I thanked the major, a compact, mustached little man who looked like a streetcar conductor, and asked where I could catch a bus to a town with an airport.

“No, no, you stay here till plane fixed,” he said, waving his small hand like he was swatting at flies. “It very dangerous for you out there. The communists kill many people along the road. You safe here.”

And he locked me in the village jail.

For two weeks I watched a war through my barred window. Each morning trucks full of soldiers would drive down the crushed rock street and out into the hills. I’d see them advance up a switchback on a mountainside, small-arms fire would start popping like strings of firecrackers, then the shadows of two gunships would streak across the village, the chopper blades beating in the glassy blue sky. The soldiers would flatten out behind the switchback while the door-gunners opened up on the tree line, then the rocket launchers would kick smoke, and balls of orange flame would balloon out of the jungle.

One afternoon the soldiers came back with six prisoners roped together by their hands in the back of an army truck.
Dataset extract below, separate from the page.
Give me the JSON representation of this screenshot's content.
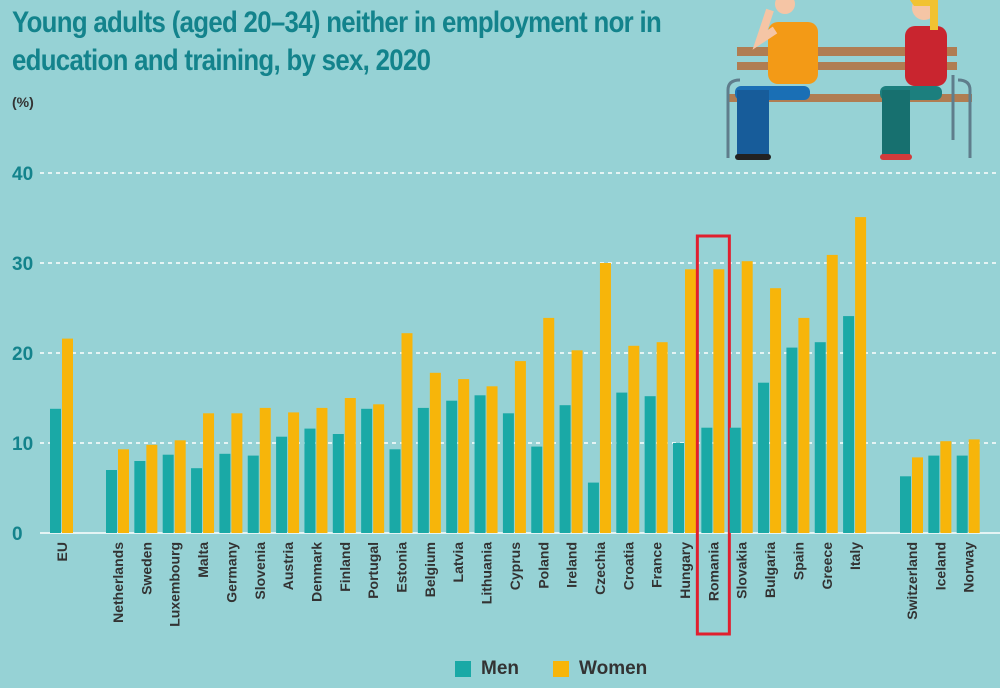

They were barefoot, covered with dust, and sweat ran in clear lines down their faces. The soldiers marched them by my jail window; one of them fell, and a soldier kicked him and then pulled him erect by his hair.

“What’s going to happen to those guys?” I asked one of the alcoholic thieves who shared the cell with me.

“Dey tie him up on phone crank.” He began giggling and pumping his fists in circles like he was working invisible bicycle pedals. “When dey call up a communist, he always answer.”

I never saw the prisoners again and I don’t know what happened to them. But three days before I got out, I saw the handiwork of the death squads. An American priest driving an old flatbed truck brought in the bodies of sixteen Indians who had been shot in a ditch outside of town. The police tied handkerchiefs across their noses and put the bodies in a line under the colonnade. It was a burning hot day and I could hear the blowflies droning in the shade. The thumbs of the dead were tied behind them with wire, and the cop who had to snip them free was sweating heavily behind his bandanna. There were two fat, middle-aged women among the victims. Their faces were painted with blood. The wind blew their dusty dresses and exposed their underwear and swollen thighs. The priest took a torn piece of striped canvas awning from inside his truck and covered their lower parts.

The alcoholic thief began to giggle next to me at the window. When the others pulled me off him, his tongue was almost halfway down his throat.

Amanda is brushing her hair in front of the dresser mirror. Her red mouth points upward with each stroke. She wears an orchid-colored nightgown I’ve never seen before and smells of a new perfume. It’s like the odor of four-o’clocks opening along the banks of the bayou in the evening. I put my hands on her shoulders and rub the back of her neck. She neither resists nor acknowledges me. The muscle tone of her skin is perfect, smooth as sculptured soapstone.